As online delivery site GrubHub/Seamless prepares for a $100 million IPO, the eagle-eyed folks over at Quartz read through the company's prospectus and made a few interesting discoveries. First, they crunched some numbers and can confirm that the website's average commission is 13.5% per order; previous rumors have held the number to be on a scale between 5% and 15%.
Second, they discovered that the company lets restaurants pick the amount of commission they want to pay. The higher the rate of commission, the higher the restaurant appears in GrubHub's search results. As Quartz notes, though, this information "isn't clear to GrubHub and Seamless users."
The US Federal Trade Commission has some thoughts on paid search results, which is that they should be "conspicuously" disclosed to consumers. However, this commission information does not appear on their Legal/Privacy page or their Sales page. It's right there in the prospectus, though:
The Company generates revenues primarily when diners place an order on the GrubHub platform. Restaurants pay a commission, typically a percentage of the transaction, for orders that are processed through the GrubHub platform. Restaurants can choose their level of commission rate, at or above the Company's base rates, to affect their relative priority in its sorting algorithms, with restaurants paying higher commission rates generally appearing higher in the search order than restaurants paying lower commission rates. Commissions are generally based on a fixed percentage of the value of the order.

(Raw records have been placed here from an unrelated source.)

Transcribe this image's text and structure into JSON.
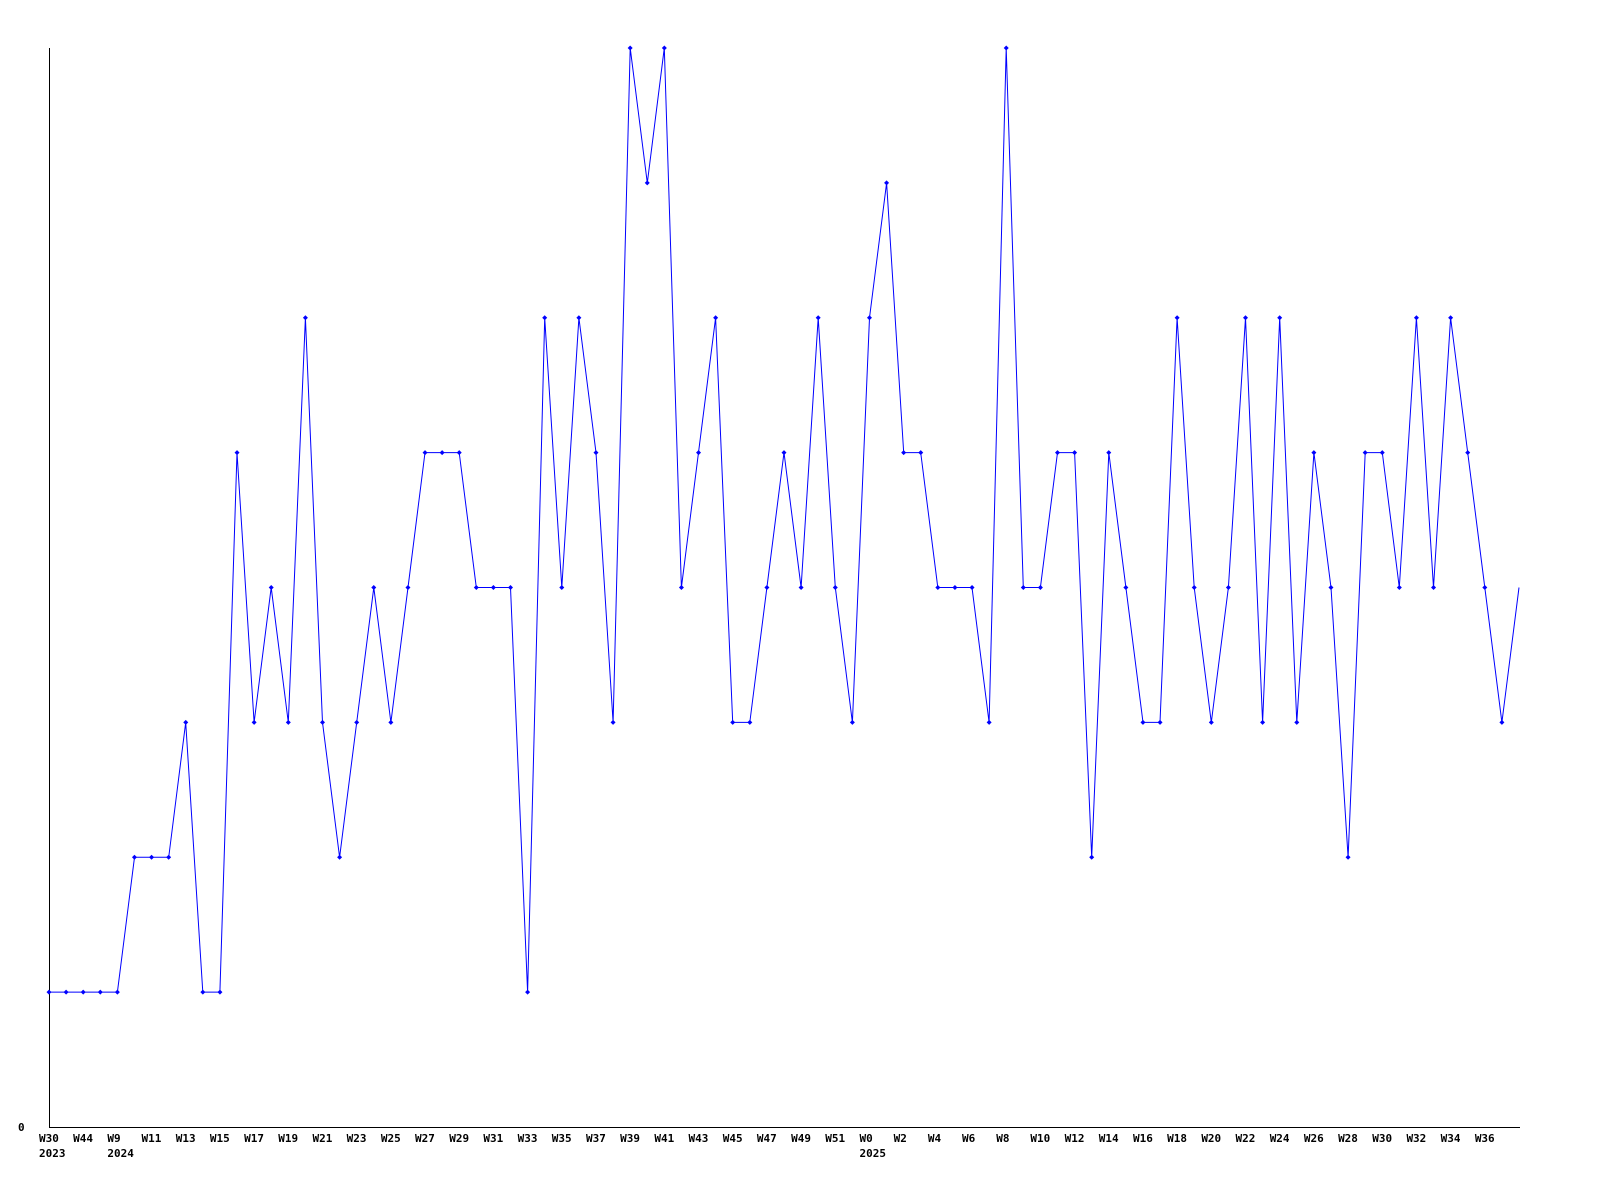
{
  "chart_data": {
    "type": "line",
    "title": "",
    "xlabel": "",
    "ylabel": "",
    "ylim": [
      0,
      8
    ],
    "y_tick_labels": [
      "0"
    ],
    "grid": false,
    "legend": "none",
    "line_color": "#0000ff",
    "values": [
      1,
      1,
      1,
      1,
      1,
      2,
      2,
      2,
      3,
      1,
      1,
      5,
      3,
      4,
      3,
      6,
      3,
      2,
      3,
      4,
      3,
      4,
      5,
      5,
      5,
      4,
      4,
      4,
      1,
      6,
      4,
      6,
      5,
      3,
      8,
      7,
      8,
      4,
      5,
      6,
      3,
      3,
      4,
      5,
      4,
      6,
      4,
      3,
      6,
      7,
      5,
      5,
      4,
      4,
      4,
      3,
      8,
      4,
      4,
      5,
      5,
      2,
      5,
      4,
      3,
      3,
      6,
      4,
      3,
      4,
      6,
      3,
      6,
      3,
      5,
      4,
      2,
      5,
      5,
      4,
      6,
      4,
      6,
      5,
      4,
      3,
      4
    ],
    "x_ticks": [
      {
        "index": 0,
        "label": "W30",
        "year": "2023"
      },
      {
        "index": 2,
        "label": "W44"
      },
      {
        "index": 4,
        "label": "W9",
        "year": "2024"
      },
      {
        "index": 6,
        "label": "W11"
      },
      {
        "index": 8,
        "label": "W13"
      },
      {
        "index": 10,
        "label": "W15"
      },
      {
        "index": 12,
        "label": "W17"
      },
      {
        "index": 14,
        "label": "W19"
      },
      {
        "index": 16,
        "label": "W21"
      },
      {
        "index": 18,
        "label": "W23"
      },
      {
        "index": 20,
        "label": "W25"
      },
      {
        "index": 22,
        "label": "W27"
      },
      {
        "index": 24,
        "label": "W29"
      },
      {
        "index": 26,
        "label": "W31"
      },
      {
        "index": 28,
        "label": "W33"
      },
      {
        "index": 30,
        "label": "W35"
      },
      {
        "index": 32,
        "label": "W37"
      },
      {
        "index": 34,
        "label": "W39"
      },
      {
        "index": 36,
        "label": "W41"
      },
      {
        "index": 38,
        "label": "W43"
      },
      {
        "index": 40,
        "label": "W45"
      },
      {
        "index": 42,
        "label": "W47"
      },
      {
        "index": 44,
        "label": "W49"
      },
      {
        "index": 46,
        "label": "W51"
      },
      {
        "index": 48,
        "label": "W0",
        "year": "2025"
      },
      {
        "index": 50,
        "label": "W2"
      },
      {
        "index": 52,
        "label": "W4"
      },
      {
        "index": 54,
        "label": "W6"
      },
      {
        "index": 56,
        "label": "W8"
      },
      {
        "index": 58,
        "label": "W10"
      },
      {
        "index": 60,
        "label": "W12"
      },
      {
        "index": 62,
        "label": "W14"
      },
      {
        "index": 64,
        "label": "W16"
      },
      {
        "index": 66,
        "label": "W18"
      },
      {
        "index": 68,
        "label": "W20"
      },
      {
        "index": 70,
        "label": "W22"
      },
      {
        "index": 72,
        "label": "W24"
      },
      {
        "index": 74,
        "label": "W26"
      },
      {
        "index": 76,
        "label": "W28"
      },
      {
        "index": 78,
        "label": "W30"
      },
      {
        "index": 80,
        "label": "W32"
      },
      {
        "index": 82,
        "label": "W34"
      },
      {
        "index": 84,
        "label": "W36"
      }
    ]
  }
}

Could this be why fake restaurants have started popping up on Seamless in New York City? Just last week, it was discovered that some restaurants have joined the website under a fake second (or third, or fourth) name, but when investigated the Seamless accounts all direct orders to the same restaurant. If a restaurant pays on the low-end of the commission scale but enters their menu as a fake restaurant several times, they could potentially increase the amount of times they appear in Seamless's search results without paying the higher commission fee.
Seamless denied previous knowledge of the fake restaurants and has vowed to "[take] steps to correct the situation." However, as new batches of fake restaurants keep popping up, it seems this method of scamming their search results is widespread. What a mess; hopefully, it's one they can clear up before the IPO.